How to Persist Firewall Rules in RHEL7: firewalld Equivalent to ‘service iptables save’


10 views

When transitioning from RHEL6 to RHEL7, many administrators face confusion about firewall rule persistence. Unlike the straightforward service iptables save command in RHEL6, firewalld implements a different approach to rule management.

Firewalld operates with two distinct configuration states:

  • Runtime configuration: Immediate changes that will be lost after reboot
  • Permanent configuration: Persisted changes that survive reboots

To achieve the equivalent of iptables save, you need to:

# Add your rule (example: open port 8080)
firewall-cmd --add-port=8080/tcp

# Make the change permanent
firewall-cmd --runtime-to-permanent

# Alternative (when adding rules directly):
firewall-cmd --add-port=8080/tcp --permanent
firewall-cmd --reload

Essential firewalld commands for rule persistence:

# View current runtime rules
firewall-cmd --list-all

# View permanent configuration
firewall-cmd --list-all --permanent

# Save runtime to permanent (best practice)
firewall-cmd --runtime-to-permanent

# Alternative approach (direct permanent modification)
firewall-cmd --add-service=http --permanent
firewall-cmd --reload

1. Forgetting --permanent flag: Changes made without it won't persist

2. Missing --reload: Permanent changes need reload to take effect in runtime

3. Direct file editing: Avoid modifying XML files in /etc/firewalld/ directly

If you're coming from iptables and prefer that approach (not recommended for firewalld systems):

systemctl stop firewalld
systemctl mask firewalld
yum install iptables-services
systemctl enable iptables
iptables-save > /etc/sysconfig/iptables

When moving from RHEL6 to RHEL7, one notable change is the replacement of the traditional iptables service with firewalld. In RHEL6, we could easily save iptables rules using:

/sbin/service iptables save

However, in RHEL7 with firewalld, this approach no longer works as expected.

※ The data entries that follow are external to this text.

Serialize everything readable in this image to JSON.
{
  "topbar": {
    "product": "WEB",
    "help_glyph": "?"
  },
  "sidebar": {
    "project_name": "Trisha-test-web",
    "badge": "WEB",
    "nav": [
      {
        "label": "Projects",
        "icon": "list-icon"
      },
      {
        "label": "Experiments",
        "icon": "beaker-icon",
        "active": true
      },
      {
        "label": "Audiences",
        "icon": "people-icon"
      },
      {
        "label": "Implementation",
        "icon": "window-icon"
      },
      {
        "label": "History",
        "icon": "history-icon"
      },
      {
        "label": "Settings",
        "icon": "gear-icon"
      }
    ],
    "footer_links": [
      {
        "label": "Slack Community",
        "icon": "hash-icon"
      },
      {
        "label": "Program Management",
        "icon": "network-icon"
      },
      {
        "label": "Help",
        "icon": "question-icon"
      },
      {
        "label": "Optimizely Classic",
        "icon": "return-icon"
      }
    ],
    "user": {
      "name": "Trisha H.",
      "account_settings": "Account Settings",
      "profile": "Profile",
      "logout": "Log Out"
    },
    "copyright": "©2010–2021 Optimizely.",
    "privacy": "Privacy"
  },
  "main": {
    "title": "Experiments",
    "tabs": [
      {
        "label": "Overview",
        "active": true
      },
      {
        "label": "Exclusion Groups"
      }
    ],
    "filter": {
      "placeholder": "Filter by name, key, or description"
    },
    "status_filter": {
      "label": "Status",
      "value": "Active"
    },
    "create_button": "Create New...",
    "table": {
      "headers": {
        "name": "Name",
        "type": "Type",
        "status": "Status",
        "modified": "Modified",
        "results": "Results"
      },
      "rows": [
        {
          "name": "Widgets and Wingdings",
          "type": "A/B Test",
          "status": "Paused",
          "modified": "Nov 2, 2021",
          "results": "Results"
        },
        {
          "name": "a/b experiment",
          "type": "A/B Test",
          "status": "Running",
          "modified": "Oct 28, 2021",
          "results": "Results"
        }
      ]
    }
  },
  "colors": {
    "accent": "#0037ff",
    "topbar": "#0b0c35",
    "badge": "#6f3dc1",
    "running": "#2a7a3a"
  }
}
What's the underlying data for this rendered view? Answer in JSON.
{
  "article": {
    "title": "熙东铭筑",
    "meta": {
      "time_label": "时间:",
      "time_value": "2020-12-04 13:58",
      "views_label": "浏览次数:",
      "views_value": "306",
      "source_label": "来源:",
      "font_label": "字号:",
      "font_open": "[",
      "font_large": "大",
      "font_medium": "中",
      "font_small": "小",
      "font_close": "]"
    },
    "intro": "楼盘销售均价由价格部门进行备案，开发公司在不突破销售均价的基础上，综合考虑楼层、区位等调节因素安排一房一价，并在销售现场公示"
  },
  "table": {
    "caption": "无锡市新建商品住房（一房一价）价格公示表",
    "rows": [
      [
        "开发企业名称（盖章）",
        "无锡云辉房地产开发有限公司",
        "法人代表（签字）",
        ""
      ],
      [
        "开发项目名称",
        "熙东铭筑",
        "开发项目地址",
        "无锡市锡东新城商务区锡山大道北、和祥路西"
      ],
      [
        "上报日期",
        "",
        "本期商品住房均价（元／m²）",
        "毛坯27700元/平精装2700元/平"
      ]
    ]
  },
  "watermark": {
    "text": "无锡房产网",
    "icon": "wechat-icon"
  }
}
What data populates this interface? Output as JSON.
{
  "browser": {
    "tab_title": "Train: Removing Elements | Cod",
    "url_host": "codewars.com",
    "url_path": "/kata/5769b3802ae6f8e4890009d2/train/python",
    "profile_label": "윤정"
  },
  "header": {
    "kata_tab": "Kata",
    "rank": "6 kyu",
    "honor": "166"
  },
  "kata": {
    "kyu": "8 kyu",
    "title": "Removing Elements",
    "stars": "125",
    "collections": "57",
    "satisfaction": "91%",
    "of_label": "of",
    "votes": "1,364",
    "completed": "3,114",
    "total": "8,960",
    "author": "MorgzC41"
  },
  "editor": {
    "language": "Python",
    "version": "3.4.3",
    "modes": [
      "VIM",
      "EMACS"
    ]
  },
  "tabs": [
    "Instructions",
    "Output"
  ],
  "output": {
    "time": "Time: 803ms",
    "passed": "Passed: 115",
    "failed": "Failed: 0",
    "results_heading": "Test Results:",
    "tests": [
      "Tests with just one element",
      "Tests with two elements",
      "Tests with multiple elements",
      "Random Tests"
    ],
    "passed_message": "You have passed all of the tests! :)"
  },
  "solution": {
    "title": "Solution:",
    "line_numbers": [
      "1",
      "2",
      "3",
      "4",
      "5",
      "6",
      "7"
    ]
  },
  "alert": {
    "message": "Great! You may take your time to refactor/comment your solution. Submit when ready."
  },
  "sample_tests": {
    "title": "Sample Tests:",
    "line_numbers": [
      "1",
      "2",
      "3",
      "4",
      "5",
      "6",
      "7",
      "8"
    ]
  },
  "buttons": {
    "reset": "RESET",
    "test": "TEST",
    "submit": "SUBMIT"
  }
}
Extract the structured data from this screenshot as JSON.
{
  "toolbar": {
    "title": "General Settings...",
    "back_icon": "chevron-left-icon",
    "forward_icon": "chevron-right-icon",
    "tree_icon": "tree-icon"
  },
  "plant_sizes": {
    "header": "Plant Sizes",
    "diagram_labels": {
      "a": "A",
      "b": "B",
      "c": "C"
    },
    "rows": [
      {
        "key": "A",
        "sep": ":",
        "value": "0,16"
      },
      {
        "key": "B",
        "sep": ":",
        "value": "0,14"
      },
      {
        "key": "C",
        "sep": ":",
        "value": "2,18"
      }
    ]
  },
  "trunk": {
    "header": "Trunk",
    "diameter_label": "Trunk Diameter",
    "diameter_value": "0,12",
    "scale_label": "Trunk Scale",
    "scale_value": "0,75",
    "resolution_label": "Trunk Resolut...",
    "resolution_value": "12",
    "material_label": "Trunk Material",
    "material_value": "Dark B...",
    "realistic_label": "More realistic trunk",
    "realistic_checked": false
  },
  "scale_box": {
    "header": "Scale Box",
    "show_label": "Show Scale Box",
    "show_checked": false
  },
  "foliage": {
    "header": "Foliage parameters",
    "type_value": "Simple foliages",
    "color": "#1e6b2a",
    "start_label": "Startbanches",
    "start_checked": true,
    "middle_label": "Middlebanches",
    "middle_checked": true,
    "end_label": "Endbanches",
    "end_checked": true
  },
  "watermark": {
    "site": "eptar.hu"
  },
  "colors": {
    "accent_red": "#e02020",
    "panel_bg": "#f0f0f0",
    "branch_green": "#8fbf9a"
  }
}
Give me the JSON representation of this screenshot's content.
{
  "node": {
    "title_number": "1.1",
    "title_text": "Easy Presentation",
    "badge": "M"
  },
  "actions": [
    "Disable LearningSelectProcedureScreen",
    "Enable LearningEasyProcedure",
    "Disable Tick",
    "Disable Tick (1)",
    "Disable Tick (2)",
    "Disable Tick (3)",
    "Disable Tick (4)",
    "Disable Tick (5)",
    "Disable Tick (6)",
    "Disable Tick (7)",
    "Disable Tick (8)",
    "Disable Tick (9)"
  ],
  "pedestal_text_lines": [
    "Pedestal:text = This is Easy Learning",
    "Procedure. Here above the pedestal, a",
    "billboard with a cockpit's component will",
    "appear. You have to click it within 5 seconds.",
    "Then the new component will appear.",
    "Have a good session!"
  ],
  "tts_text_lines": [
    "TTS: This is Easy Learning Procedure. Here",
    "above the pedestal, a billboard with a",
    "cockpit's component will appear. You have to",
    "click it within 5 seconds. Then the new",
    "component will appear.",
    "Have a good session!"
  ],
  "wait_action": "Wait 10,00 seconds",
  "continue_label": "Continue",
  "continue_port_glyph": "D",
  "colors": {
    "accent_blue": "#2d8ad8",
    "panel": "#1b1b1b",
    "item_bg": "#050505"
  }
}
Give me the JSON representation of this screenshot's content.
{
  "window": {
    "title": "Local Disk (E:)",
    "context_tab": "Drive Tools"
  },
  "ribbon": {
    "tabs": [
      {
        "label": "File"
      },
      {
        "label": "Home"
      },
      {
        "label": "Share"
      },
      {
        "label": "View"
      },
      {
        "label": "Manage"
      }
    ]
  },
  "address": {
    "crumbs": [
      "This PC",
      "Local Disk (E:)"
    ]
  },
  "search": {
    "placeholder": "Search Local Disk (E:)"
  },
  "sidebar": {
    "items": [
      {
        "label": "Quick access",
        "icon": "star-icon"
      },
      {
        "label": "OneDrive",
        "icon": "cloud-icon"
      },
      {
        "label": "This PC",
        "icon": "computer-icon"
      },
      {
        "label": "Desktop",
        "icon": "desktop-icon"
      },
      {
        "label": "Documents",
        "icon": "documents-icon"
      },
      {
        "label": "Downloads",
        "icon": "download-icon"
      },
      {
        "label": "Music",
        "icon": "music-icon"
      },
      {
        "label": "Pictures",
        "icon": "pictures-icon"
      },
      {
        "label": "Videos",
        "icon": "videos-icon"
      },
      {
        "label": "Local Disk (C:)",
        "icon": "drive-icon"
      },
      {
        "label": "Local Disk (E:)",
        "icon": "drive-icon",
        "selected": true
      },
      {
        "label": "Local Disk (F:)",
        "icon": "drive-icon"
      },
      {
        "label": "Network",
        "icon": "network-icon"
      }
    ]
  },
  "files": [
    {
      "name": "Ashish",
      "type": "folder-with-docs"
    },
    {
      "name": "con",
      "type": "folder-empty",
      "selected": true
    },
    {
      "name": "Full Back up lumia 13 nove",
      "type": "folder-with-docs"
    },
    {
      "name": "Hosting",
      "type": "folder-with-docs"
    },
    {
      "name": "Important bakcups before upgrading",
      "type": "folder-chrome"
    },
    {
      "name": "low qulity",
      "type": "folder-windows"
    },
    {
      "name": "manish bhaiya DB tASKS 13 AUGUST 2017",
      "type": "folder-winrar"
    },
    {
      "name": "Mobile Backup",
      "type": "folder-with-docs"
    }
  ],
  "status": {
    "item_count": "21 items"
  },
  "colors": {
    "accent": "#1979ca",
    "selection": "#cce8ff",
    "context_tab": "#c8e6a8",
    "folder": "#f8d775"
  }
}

Firewalld handles rule persistence differently than iptables. The key things to know:

  1. Firewalld stores rules in XML configuration files
  2. Changes can be made either runtime (temporary) or permanent
  3. The --reload command doesn't actually save rules - it just reloads the permanent configuration

To achieve the equivalent of iptables save, you have two main approaches:

1. Using firewall-cmd for Permanent Changes

When adding rules, include the --permanent flag:

firewall-cmd --permanent --add-port=8080/tcp
firewall-cmd --reload

2. Making Runtime Rules Permanent

If you've already added runtime rules and want to save them:

firewall-cmd --runtime-to-permanent

Always verify your rules after saving:

# List permanent rules
firewall-cmd --permanent --list-all

# List runtime rules
firewall-cmd --list-all
  • The --runtime-to-permanent command was introduced in firewalld 0.3.0
  • For older versions, you'll need to manually recreate rules with --permanent
  • Configuration files are stored in /etc/firewalld/
  • After system reboot, only permanent rules will persist

Here's a complete example of adding and saving a rule:

# Add temporary rule
firewall-cmd --add-service=http

# Test the rule works
curl http://localhost

# Make the rule permanent
firewall-cmd --runtime-to-permanent

# Alternative method:
# firewall-cmd --permanent --add-service=http
# firewall-cmd --reload

Remember that unlike iptables, firewalld is zone-based, so you might need to specify zones when working with rules.